3. Find your own routine
Life is changing fast. Routines are a luxury few of us now have. Write when you can, where you can – that’s all. But write regularly. And don’t break the three-day rule (when working on a novel, never leave it longer than three days without writing).
4. Be aware that the business is changing
Yes, but you’re writing something that will always be needed – a story. And that doesn’t change though all the formats and selling systems around it do. Concentrate on the part your good at, the words, and let others decide how, when and where it will be sold, otherwise you end up becoming the harassed business manager of your own livelihood.

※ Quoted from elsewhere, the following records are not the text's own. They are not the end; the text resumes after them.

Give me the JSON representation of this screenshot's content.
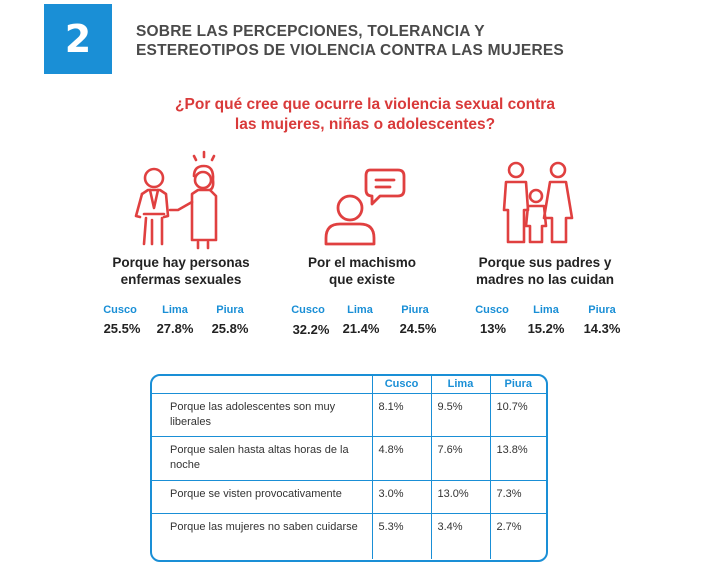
{
  "header": {
    "section_number": "2",
    "title": "SOBRE LAS PERCEPCIONES, TOLERANCIA Y ESTEREOTIPOS DE VIOLENCIA CONTRA LAS MUJERES"
  },
  "question": {
    "line1": "¿Por qué cree que ocurre la violencia sexual contra",
    "line2": "las mujeres, niñas o adolescentes?"
  },
  "categories": [
    {
      "icon": "couple-harassment-icon",
      "label_line1": "Porque hay personas",
      "label_line2": "enfermas sexuales",
      "stats": [
        {
          "city": "Cusco",
          "value": "25.5%"
        },
        {
          "city": "Lima",
          "value": "27.8%"
        },
        {
          "city": "Piura",
          "value": "25.8%"
        }
      ]
    },
    {
      "icon": "person-speech-bubble-icon",
      "label_line1": "Por el machismo",
      "label_line2": "que existe",
      "stats": [
        {
          "city": "Cusco",
          "value": "32.2%"
        },
        {
          "city": "Lima",
          "value": "21.4%"
        },
        {
          "city": "Piura",
          "value": "24.5%"
        }
      ]
    },
    {
      "icon": "family-icon",
      "label_line1": "Porque sus padres y",
      "label_line2": "madres no las cuidan",
      "stats": [
        {
          "city": "Cusco",
          "value": "13%"
        },
        {
          "city": "Lima",
          "value": "15.2%"
        },
        {
          "city": "Piura",
          "value": "14.3%"
        }
      ]
    }
  ],
  "table": {
    "headers": [
      "",
      "Cusco",
      "Lima",
      "Piura"
    ],
    "rows": [
      {
        "reason": "Porque las adolescentes son muy liberales",
        "cusco": "8.1%",
        "lima": "9.5%",
        "piura": "10.7%"
      },
      {
        "reason": "Porque salen hasta altas horas de la noche",
        "cusco": "4.8%",
        "lima": "7.6%",
        "piura": "13.8%"
      },
      {
        "reason": "Porque se visten provocativamente",
        "cusco": "3.0%",
        "lima": "13.0%",
        "piura": "7.3%"
      },
      {
        "reason": "Porque las mujeres no saben cuidarse",
        "cusco": "5.3%",
        "lima": "3.4%",
        "piura": "2.7%"
      }
    ]
  },
  "colors": {
    "accent_blue": "#1a8fd6",
    "question_red": "#d93a3a",
    "icon_red": "#e04040"
  }
}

5. Read, write and don’t daydream
This is possibly the worst advice imaginable. Without space and air and light and calm, those lacunae of everyday life, there is no imagination, and the ideas don’t form. I can sit and write for days and produce dull rubbish, or spend a day wandering around a city and come back with my head filled with plots, characters, consequences, dialogues.
6. Enjoy your own company
Safe advice, but the most productive time I ever spent was in a cramped office with four other very noisy writers. . Do what’s best for you. Only the thinking-out part has to happen inside your lonely head.
7. Choose a good setting
This is the point I most agree with. Without a clear plot location, stories often feel empty and unformed. Although I’d mitigate it by pointing out that two of the greatest short stories, Shirley Jackson’s ‘The Lottery’ and Alberto Manguel’s ‘Seven Floors’ have no time or place attached to them at all.
8. Never go anywhere without a notebook
It’s a good idea, but now that just means carrying a phone, iPad or electronic device, which you probably already do.
9. Never talk about a book before it is finished
No, no, no! If you stay silent and only seal it inside you, you’ll never iron out the improbabilities. Talk to a friend, discussing the book in natural conversation, and I swear you’ll quickly come to spot all of its faults before the other person has said a single thing. You need a real-world sounding board for something that has only lived in your head.
10. Know when to stop
Talent of Ms James’ stature probably allows her to circumvent this, but unfortunately most publishers specify length of works in their contracts and ask us to pump up the word count accordingly.
The days of writing as a higher calling are over; we write on the fly, as you can, talking to everyone and anyone, as part of world society, not in a room with a desk and a view. Those days are over forever.